Crítica de cine: “El Club”, una temporada de luces y de sombras, en la playa del infierno
El filme aplaudido en Alemania, corresponde a la película más “completa” de su realizador hasta la fecha: con una concepción audiovisual que sorprende por la maduración artística desplegada, con una fotografía y unos encuadres -que arrebatan el aliento por su hermosa composición-, y la presentación de un rol, que consolida a Antonia Zegers, como una de las mayores actrices del séptimo arte sudamericano actual.
“¡Que no hay mayor soledad que la del hombre / frente a la Belleza!”.
Eduardo Anguita, en Palabra perpetua
El mar, su rumor que se desparrama, el agua que se abalanza sobre la arena, en un balneario de la zona central (Navidad, VI Región), en una mañana apagada, con el cielo triste y embriagado de temores y de malos presagios.

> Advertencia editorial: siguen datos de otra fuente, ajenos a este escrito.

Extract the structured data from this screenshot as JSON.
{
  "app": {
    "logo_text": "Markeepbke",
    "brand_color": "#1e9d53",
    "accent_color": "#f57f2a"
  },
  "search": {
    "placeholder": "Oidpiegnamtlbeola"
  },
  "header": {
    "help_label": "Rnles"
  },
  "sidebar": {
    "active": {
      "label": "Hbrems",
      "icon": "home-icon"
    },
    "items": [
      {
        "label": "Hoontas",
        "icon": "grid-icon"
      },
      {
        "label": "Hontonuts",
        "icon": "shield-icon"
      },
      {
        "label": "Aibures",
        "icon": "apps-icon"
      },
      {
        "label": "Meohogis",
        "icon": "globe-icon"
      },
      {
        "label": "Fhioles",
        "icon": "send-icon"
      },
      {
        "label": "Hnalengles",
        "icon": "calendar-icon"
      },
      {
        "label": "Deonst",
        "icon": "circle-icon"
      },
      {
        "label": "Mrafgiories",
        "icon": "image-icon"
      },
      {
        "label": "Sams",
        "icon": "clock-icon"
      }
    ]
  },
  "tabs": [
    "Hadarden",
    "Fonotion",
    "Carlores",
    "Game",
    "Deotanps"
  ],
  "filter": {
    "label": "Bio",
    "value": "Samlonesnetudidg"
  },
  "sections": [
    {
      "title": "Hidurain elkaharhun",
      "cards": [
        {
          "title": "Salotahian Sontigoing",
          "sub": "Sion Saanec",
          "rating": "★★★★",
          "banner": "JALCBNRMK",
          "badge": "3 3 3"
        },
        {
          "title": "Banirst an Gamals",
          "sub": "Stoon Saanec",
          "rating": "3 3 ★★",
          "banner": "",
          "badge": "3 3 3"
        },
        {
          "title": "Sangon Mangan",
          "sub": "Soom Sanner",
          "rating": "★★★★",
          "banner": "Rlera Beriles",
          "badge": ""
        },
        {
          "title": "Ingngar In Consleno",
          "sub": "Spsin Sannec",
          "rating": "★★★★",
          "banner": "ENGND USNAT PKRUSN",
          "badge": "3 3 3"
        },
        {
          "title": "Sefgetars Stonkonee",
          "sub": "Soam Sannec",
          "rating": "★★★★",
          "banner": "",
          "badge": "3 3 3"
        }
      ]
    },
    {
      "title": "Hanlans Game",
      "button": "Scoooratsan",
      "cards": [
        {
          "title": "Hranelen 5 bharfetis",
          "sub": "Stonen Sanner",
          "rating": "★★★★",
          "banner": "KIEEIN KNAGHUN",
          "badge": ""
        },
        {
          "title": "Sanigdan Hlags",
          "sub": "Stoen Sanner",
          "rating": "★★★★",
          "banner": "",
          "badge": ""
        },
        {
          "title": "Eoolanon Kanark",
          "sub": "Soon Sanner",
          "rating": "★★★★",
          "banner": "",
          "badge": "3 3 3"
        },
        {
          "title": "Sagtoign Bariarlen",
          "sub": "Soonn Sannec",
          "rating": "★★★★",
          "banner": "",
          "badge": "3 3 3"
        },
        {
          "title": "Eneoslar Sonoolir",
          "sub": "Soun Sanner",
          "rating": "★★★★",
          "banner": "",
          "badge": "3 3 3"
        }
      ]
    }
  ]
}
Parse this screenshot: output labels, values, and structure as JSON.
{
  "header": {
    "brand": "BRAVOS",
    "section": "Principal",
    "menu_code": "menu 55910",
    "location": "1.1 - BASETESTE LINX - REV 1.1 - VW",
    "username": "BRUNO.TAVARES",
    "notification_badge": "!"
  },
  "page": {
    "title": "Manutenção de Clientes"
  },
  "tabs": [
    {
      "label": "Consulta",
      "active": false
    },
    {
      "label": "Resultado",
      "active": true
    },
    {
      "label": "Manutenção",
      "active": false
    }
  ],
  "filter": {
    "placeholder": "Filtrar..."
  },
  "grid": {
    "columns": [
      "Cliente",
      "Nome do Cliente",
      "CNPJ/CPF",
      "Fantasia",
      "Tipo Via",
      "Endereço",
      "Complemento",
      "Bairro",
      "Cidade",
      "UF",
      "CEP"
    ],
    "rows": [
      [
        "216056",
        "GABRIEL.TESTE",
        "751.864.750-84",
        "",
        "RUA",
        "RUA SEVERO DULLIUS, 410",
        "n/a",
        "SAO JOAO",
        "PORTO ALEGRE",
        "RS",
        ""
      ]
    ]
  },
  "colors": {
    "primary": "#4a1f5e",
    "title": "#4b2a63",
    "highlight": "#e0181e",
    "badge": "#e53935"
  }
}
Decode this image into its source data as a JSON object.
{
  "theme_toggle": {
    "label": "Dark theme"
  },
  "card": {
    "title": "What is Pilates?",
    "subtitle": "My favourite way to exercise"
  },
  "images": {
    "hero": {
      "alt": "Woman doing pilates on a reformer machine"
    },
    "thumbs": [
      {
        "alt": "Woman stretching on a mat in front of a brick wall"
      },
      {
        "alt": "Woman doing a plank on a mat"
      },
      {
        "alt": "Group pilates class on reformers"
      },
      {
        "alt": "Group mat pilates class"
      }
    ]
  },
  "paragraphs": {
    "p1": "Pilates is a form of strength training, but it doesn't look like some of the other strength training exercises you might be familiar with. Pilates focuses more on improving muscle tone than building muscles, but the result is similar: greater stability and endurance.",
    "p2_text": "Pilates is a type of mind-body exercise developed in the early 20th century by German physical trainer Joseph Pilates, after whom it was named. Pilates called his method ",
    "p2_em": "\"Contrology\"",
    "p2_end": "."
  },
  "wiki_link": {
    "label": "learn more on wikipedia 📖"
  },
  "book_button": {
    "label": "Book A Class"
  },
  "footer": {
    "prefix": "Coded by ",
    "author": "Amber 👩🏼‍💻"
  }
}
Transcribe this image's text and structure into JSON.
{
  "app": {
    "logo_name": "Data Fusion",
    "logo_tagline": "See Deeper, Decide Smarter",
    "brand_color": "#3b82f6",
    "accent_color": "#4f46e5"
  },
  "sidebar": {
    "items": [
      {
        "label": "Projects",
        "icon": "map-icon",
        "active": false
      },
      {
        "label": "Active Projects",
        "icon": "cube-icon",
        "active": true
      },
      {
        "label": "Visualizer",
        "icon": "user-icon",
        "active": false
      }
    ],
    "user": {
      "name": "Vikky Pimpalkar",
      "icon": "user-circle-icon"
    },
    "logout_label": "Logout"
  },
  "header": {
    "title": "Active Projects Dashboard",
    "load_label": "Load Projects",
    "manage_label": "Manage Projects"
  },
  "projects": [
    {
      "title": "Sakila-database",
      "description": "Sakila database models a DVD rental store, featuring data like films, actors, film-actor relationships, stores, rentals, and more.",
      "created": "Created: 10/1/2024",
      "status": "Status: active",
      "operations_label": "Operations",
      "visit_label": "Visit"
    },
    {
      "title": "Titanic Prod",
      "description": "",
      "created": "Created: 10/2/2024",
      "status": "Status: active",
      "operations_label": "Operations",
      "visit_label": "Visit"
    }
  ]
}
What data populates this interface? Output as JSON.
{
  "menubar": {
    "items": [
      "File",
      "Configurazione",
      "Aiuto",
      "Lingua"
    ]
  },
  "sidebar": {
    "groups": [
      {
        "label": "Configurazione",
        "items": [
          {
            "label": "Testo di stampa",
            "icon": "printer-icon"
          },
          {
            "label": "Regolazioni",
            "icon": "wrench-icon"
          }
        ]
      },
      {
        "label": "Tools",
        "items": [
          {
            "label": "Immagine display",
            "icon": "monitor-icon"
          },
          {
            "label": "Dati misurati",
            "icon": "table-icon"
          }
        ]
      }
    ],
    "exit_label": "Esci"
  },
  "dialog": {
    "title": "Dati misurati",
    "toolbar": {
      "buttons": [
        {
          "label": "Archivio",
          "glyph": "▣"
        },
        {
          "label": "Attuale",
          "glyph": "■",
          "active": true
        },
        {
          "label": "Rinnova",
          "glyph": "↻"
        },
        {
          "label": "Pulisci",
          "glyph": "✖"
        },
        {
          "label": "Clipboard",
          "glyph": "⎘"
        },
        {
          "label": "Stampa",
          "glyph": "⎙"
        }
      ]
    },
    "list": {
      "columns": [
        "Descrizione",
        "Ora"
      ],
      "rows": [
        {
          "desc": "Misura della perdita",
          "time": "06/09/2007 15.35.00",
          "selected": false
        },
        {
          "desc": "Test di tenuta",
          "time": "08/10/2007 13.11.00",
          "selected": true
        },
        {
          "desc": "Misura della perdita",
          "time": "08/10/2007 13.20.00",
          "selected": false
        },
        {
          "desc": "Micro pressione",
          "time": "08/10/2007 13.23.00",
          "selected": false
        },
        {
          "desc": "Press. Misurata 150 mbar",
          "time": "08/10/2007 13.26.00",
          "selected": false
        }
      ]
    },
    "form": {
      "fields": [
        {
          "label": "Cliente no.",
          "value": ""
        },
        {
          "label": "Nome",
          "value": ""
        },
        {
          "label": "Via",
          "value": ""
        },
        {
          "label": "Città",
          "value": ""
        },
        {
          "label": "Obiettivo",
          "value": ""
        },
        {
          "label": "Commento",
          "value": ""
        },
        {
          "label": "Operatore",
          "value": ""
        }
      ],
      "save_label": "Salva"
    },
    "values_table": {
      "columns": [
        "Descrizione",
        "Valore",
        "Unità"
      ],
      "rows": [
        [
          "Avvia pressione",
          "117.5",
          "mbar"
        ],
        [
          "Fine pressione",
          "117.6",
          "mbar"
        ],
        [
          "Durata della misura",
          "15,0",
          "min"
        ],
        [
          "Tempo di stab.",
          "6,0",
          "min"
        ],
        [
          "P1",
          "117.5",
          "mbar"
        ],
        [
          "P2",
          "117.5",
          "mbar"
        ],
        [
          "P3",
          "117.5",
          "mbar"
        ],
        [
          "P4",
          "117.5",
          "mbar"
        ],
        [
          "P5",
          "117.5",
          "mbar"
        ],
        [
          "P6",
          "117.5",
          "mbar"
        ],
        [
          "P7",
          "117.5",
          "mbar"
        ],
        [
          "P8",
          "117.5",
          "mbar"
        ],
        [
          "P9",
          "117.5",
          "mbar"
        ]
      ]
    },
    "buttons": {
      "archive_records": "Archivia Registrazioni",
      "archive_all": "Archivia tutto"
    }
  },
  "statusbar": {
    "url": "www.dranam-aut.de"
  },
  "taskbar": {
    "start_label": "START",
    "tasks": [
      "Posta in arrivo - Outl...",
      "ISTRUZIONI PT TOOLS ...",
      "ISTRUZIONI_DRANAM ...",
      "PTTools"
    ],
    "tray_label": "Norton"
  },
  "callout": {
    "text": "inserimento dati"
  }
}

Los primeros minutos de El Club (2015), deben ser de las mejores secuencias que ha rodado alguna vez, un cineasta nacido en Chile: en breves planos y con sutiles movimientos de cámara, se crea un imaginario de la realidad fílmica que se desea construir, de una forma tan clara, sólida y seductora que, cuando llegamos al living de la improvisada casa de retiro de un grupo de sacerdotes católicos -recluidos por la Iglesia a causa de diversos delitos cometidos (no solo sexuales)-, ya sabemos de qué se trata, y hacia dónde apuntan, las intenciones artísticas y dramáticas, de Pablo Larraín Matte (Santiago, 1976), en esta oportunidad, su quinto y premiado crédito de ficción.

Si algo motivó al jurado de la reciente Berlinale, creo yo, a entregarle un Oso de Plata al director nacional por este título, fue precisamente debido a lo lograda de esa introducción narrativa (conmovedora y bellísima), también a la notable continuidad del montaje que se observa en esas escenas y en el conjunto de la obra; a las pretensiones de la fotografía (en donde la luminosidad juega un rol clave a fin de señalar los vaivenes argumentales de la pieza), y a las recordables actuaciones de Roberto Farías (Sandokán), de Jaime Vadell (el Padre Ramírez), de Alfredo Castro (Vidal), de Antonia Zegers (la “hermana” Mónica) y de Marcelo Alonso (García).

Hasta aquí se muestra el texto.